- Create RFM scores for each individual customer ID
- Allow marketing team to segment customers based on purchase behavior
- Improve the marketing team's efficiency and accuracy on future targeted promotions
CREATE DATABASE e_commerce;
USE e_commerce;
CREATE TABLE invoice (
invoice_no varchar(100),
stock_code varchar(64),
item varchar(64),
quantity INT,
invoice_date TIMESTAMP,
unit_price DECIMAL(10,2),
customer_id INT,
country varchar(32)
);
SET GLOBAL local_infile=1;
LOAD DATA INFILE 'C:/ProgramData/MySQL/MySQL Server 8.0/Uploads/e_commerce_data.txt'
INTO TABLE invoice
CHARACTER SET latin1
fields terminated by ' '
lines terminated by '\r\n'
ignore 1 lines;
SELECT * FROM invoice
LIMIT 10;
- find min and max of some columns to see if any values might not be valid
SELECT min(customer_id),
max(customer_id),
min(invoice_no),
max(invoice_no),
min(quantity),
max(quantity),
min(unit_price),
max(unit_price),
min(stock_code),
max(stock_code),
min(invoice_date),
max(invoice_date)
FROM invoice;
NOTES:
- customer_id shouldn't be 0
- max invoice number is unique
- min/max quantity are same, see top and bottom 20
- there are a wide variety of stock_code but they won't RFM score?

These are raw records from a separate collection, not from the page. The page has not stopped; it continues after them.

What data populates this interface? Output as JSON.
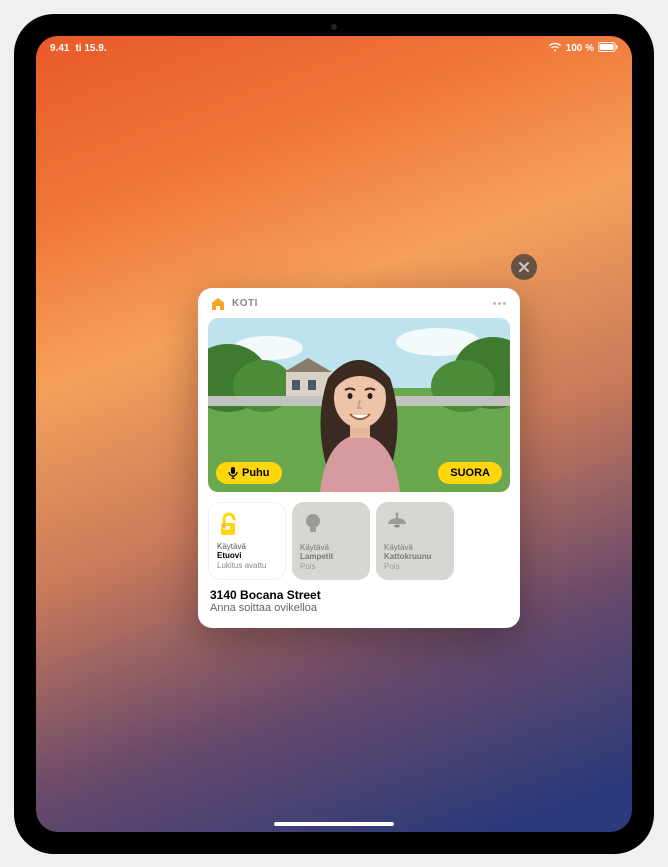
{
  "status_bar": {
    "time": "9.41",
    "date": "ti 15.9.",
    "wifi_signal": "●●●",
    "battery_pct": "100 %"
  },
  "card": {
    "app_name": "KOTI",
    "talk_label": "Puhu",
    "live_label": "SUORA",
    "tiles": [
      {
        "room": "Käytävä",
        "device": "Etuovi",
        "status": "Lukitus avattu",
        "icon": "lock-open-icon",
        "state": "unlocked"
      },
      {
        "room": "Käytävä",
        "device": "Lampetit",
        "status": "Pois",
        "icon": "bulb-icon",
        "state": "off"
      },
      {
        "room": "Käytävä",
        "device": "Kattokruunu",
        "status": "Pois",
        "icon": "chandelier-icon",
        "state": "off"
      }
    ],
    "address": "3140 Bocana Street",
    "subtitle": "Anna soittaa ovikelloa"
  },
  "colors": {
    "accent_yellow": "#ffd60a",
    "home_orange": "#f5a623"
  }
}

- date range 2010-12-01 through 2011-12-09
non-existing customer_id were set to 0 using EXCEL
- invoice_no starting with C% denotes a returned item
SELECT invoice_no, item, quantity
FROM invoice
WHERE invoice_no LIKE 'C%'
LIMIT 10;
SELECT invoice_no, quantity
FROM invoice
WHERE invoice_no LIKE 'C%'
AND quantity > 0;
0 records returned
- invoice_no starting with A% denotes 'Adjust bad payment'
SELECT *
FROM invoice
WHERE invoice_no LIKE 'A%';
DELETE FROM invoice
WHERE invoice_no LIKE 'A%';
- update country names
SELECT DISTINCT country
FROM invoice;
UPDATE invoice
SET country = 'Republic of South Africa'
WHERE country = 'RSA';
UPDATE invoice
SET country = 'Ireland'
WHERE country = 'EIRE';
- Create View to include total_price
CREATE VIEW invoice_calc AS
(SELECT customer_id,
invoice_no,
invoice_date,
country,
quantity,
unit_price,
(quantity * unit_price) AS total_price
FROM invoice);
SELECT * FROM invoice_calc
LIMIT 5;
- create date table for easier queries from invoice_date column
CREATE VIEW date AS
(SELECT DISTINCT invoice_date,
YEAR(invoice_date) AS year,
CONCAT(YEAR(invoice_date), '-', MONTH(invoice_date)) AS month,
QUARTER(invoice_date) AS quarter
FROM invoice);
SELECT * FROM date
LIMIT 5;
- Create view for total purchase price per invoice
CREATE VIEW invoice_purchase AS
(SELECT customer_id, invoice_no, SUM(total_price) AS invoice_sum
FROM invoice_calc
GROUP BY customer_id, invoice_no);
SELECT * FROM invoice_purchase
LIMIT 5;
- Remaining invoices only start with 'C%' (returns) or '5%' (purchases)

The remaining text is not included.